The latest in Nidec President Nagamori’s string of acquisitions – a university
Shigenobu Nagamori, the founder of Nidec is interviewed in the Nikkei Business series on how to “wake up Japan” about his latest acquisition – not a company this time, but a university – Kyoto Gakuen. He feels that Japan has become too brand name obsessed about higher education and that 18 year olds should not have their future decided simply on the basis of their standardised score for the university entry exams.
“You get into university in Japan on rote memorization and exam technique, so when you graduate, you have a rather fake identity, with no real strength, so don’t know how to survive in society.” Nagamori is aiming for a university where “you graduate with fluent English [science graduates do not have to study English at university in Japan] and specialist skills that you can put to immediate use”. He has changed Kyoto Gakuen’s name to the Kyoto University of Advanced Science.

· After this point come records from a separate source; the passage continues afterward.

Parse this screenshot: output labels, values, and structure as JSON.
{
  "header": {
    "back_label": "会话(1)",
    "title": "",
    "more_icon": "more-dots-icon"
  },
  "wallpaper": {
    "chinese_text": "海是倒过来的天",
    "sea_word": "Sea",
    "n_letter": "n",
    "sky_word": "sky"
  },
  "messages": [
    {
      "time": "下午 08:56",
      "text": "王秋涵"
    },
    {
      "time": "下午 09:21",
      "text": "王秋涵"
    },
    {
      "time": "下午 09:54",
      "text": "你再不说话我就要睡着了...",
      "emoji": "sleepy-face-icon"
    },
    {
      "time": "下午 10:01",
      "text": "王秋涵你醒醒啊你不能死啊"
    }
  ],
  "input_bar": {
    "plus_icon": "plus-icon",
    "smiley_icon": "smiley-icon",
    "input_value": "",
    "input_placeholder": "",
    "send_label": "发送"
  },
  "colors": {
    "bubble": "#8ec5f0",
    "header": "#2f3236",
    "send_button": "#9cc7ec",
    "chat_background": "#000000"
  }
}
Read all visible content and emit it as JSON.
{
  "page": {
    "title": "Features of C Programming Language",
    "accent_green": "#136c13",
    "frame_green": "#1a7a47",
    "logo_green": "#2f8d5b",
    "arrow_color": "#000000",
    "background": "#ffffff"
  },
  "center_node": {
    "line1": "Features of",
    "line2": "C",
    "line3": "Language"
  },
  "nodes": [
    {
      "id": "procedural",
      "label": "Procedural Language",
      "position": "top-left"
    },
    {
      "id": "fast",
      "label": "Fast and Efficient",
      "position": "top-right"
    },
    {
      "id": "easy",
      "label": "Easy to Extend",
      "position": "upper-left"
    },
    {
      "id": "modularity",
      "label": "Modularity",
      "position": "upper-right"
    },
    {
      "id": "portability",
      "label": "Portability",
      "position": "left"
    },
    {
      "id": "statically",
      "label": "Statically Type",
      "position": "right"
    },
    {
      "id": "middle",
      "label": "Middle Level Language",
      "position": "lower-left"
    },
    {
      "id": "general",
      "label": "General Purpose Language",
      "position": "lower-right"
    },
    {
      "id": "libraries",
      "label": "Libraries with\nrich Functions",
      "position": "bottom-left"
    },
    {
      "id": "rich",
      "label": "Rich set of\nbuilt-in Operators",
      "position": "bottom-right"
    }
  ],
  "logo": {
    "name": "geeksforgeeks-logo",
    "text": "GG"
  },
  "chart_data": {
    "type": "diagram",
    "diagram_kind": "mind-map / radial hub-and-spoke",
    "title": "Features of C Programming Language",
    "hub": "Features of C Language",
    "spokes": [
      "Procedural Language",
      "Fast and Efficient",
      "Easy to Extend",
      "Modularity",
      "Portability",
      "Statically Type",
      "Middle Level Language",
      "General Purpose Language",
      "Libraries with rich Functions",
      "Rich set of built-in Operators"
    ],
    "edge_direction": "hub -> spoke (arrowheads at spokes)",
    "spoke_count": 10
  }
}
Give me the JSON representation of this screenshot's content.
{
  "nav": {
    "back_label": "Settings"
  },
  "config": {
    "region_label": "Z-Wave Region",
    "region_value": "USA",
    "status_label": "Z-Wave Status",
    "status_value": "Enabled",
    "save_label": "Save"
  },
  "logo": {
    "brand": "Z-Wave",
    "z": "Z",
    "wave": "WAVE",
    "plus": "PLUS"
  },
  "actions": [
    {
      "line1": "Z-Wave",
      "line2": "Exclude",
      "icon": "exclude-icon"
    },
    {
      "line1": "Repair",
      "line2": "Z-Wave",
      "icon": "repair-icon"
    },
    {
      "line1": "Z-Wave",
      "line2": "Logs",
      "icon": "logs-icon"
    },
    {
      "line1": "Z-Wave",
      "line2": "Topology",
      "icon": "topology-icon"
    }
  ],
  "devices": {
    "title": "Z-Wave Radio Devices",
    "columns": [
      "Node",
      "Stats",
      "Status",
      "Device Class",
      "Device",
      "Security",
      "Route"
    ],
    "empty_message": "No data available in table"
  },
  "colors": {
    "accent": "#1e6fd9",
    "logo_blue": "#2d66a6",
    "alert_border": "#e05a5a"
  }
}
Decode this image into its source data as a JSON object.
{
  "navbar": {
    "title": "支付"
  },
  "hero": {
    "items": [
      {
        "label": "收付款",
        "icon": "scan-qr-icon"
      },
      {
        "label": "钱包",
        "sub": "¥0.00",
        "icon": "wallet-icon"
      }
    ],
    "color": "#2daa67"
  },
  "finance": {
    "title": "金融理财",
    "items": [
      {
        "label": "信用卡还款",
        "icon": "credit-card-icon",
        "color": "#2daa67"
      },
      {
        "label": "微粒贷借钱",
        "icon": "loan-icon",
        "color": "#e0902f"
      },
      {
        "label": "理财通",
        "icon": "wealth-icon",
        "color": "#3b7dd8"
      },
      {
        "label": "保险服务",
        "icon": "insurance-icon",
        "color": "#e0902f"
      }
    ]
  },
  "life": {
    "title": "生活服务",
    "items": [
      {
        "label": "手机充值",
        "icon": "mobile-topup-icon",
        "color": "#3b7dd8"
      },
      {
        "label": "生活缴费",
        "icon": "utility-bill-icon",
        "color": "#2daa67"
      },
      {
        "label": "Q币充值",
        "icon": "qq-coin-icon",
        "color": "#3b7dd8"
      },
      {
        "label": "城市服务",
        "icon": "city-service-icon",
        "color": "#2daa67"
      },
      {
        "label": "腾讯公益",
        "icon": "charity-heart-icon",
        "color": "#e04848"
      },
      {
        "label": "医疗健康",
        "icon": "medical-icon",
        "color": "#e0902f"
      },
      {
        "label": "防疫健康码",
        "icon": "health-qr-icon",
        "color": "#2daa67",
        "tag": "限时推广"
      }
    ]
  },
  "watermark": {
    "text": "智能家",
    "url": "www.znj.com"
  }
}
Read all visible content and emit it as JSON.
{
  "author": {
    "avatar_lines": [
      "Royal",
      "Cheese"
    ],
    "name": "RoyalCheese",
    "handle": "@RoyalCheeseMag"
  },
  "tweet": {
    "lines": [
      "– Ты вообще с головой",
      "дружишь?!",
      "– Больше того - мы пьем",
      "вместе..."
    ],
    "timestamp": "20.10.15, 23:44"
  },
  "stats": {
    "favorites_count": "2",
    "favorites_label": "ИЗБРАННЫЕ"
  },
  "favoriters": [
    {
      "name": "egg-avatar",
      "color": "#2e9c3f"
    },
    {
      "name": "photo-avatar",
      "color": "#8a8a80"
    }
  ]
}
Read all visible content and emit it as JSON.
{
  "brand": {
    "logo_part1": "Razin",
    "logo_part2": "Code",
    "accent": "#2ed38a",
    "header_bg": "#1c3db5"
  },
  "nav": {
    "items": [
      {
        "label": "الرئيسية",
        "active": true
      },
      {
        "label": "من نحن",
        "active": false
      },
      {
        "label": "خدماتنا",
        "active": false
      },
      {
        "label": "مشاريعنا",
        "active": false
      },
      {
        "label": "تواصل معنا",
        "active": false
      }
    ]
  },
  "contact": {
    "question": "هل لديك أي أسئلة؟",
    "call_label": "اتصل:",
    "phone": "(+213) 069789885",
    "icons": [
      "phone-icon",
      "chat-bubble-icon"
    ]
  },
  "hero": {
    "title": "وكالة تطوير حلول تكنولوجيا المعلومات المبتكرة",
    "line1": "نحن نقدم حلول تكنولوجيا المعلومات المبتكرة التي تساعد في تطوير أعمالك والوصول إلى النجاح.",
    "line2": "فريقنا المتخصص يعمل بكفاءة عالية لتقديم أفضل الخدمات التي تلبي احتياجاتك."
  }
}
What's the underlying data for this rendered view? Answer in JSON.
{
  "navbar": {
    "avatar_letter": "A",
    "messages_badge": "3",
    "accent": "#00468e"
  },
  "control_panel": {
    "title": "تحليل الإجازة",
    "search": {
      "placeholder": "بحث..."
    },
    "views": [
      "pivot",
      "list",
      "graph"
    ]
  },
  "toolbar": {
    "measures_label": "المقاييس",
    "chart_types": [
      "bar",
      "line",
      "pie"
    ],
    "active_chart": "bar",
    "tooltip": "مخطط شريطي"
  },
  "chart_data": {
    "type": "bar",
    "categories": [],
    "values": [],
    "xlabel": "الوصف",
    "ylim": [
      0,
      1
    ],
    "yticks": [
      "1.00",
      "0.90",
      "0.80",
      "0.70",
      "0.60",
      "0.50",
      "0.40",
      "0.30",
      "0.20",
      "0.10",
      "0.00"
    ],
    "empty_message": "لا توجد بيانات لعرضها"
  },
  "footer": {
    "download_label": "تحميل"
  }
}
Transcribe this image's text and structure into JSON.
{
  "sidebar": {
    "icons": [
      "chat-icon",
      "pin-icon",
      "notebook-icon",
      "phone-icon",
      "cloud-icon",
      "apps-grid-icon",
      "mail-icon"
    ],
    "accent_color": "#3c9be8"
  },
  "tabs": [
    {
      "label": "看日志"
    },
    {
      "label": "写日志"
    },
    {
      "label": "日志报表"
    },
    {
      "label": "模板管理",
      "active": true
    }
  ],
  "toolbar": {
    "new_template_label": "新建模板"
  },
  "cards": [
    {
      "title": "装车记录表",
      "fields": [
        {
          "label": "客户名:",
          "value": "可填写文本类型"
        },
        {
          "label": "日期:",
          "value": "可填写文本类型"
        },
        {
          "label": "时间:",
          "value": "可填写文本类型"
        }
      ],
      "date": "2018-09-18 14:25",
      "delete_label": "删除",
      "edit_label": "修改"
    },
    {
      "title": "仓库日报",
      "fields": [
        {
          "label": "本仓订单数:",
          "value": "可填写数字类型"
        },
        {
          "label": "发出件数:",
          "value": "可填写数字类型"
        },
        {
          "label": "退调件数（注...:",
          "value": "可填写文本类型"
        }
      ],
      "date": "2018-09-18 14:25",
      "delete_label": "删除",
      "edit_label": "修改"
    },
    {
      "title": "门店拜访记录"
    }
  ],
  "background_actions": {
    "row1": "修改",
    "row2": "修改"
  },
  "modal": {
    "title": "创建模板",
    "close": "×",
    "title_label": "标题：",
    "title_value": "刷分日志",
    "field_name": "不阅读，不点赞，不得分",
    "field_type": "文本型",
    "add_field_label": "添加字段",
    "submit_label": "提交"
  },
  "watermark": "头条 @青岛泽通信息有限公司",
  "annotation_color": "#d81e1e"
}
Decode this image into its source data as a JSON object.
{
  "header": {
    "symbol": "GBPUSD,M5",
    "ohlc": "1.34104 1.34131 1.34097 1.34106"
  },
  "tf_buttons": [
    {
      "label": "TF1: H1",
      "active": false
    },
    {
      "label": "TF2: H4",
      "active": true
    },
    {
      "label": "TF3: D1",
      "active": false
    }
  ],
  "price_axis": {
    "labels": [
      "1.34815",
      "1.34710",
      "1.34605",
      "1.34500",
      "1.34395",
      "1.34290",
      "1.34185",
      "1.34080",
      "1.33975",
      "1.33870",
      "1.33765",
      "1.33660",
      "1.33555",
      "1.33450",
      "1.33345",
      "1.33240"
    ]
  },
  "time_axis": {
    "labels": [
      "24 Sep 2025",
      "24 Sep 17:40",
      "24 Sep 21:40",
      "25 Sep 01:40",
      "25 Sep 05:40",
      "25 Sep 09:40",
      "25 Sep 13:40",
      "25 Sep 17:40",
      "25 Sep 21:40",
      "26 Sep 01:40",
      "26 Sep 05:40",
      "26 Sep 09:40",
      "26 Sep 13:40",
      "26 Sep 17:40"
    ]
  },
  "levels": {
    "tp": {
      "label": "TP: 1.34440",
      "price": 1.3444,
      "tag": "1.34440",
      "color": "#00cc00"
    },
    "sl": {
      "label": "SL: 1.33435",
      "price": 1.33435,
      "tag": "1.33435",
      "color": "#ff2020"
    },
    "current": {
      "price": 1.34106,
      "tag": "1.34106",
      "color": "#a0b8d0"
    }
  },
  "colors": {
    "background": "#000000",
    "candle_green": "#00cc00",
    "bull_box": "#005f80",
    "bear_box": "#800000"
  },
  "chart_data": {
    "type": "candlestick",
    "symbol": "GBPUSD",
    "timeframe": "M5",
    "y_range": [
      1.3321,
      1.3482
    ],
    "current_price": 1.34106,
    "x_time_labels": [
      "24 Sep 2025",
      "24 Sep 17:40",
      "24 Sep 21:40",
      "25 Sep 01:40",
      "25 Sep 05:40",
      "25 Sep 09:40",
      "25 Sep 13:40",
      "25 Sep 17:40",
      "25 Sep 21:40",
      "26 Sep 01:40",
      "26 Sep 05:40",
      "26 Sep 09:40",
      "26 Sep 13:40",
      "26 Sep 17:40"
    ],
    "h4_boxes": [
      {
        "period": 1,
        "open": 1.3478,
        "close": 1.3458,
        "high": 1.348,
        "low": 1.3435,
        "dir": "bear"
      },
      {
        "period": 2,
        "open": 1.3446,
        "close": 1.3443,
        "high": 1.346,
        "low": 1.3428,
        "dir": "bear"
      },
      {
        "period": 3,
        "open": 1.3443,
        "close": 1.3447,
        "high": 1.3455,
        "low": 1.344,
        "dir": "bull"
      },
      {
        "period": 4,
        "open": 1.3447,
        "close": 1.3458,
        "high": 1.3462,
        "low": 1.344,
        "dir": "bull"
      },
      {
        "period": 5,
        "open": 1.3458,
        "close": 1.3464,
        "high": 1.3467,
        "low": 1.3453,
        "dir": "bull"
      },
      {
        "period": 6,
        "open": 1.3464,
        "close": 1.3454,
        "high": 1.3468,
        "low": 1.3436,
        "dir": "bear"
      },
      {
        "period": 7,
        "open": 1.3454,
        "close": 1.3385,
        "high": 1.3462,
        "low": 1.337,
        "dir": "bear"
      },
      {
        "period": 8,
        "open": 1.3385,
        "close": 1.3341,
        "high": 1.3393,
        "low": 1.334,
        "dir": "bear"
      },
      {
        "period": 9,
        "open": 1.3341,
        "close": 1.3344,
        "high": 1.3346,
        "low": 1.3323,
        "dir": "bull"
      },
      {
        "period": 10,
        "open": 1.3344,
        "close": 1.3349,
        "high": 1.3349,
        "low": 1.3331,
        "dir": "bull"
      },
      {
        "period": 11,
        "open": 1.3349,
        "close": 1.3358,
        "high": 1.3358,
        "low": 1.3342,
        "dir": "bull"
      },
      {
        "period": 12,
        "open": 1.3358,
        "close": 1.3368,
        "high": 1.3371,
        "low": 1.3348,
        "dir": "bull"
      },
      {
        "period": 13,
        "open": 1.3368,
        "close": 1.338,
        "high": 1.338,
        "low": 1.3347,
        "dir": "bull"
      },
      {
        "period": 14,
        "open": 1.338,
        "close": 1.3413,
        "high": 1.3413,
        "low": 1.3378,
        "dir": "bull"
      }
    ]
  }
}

“Japanese university students aren’t fully formed human beings. They don’t know how to speak for themselves. They fall asleep in lectures or mess about on their smartphones. This has to change, starting with the teachers. That’s why I became the chairman of the university. Lectures will be in English. 1/3 of the teachers will be foreign. There will be some students who cannot cope with this, so we will have the same lectures in the evening in Japanese. We had 600 lecturers apply for 30 positions. The evening supplementary lectures wll be given by post doc students or research students. The lectures will not be 90 minutes of sitting down. There will be a 45 minute lecture and the rest will be doing experiments. ”
“The administrators become the elite in Japanese companies – hardly any technical specialists become CEO. This is completely different to the USA. We also need to encourage overseas study – and encourage overseas students to come to us – maybe half our students should be from overseas. If they achieve good results, we will fund their fees and living costs. If results fall off, they pay half, if they hit the bottom, they have to pay all of it. That’s what we’re thinking. This might seem extreme, but it’s normal in the USA.”
Most of the rest of the interview is about facing the threat from China. Nagamori finishes by comparing himself to Konosuke Matsushita, the founder of Panasonic. Matsushita developed his management philosophy, and set up the Matsushita Institute of Government and Management , “but I don’t have any interest in politics, so I want to develop people who can set up businesses in advanced science – kids from poor Asian families who can come here to study, and then go out into the world and start something new.”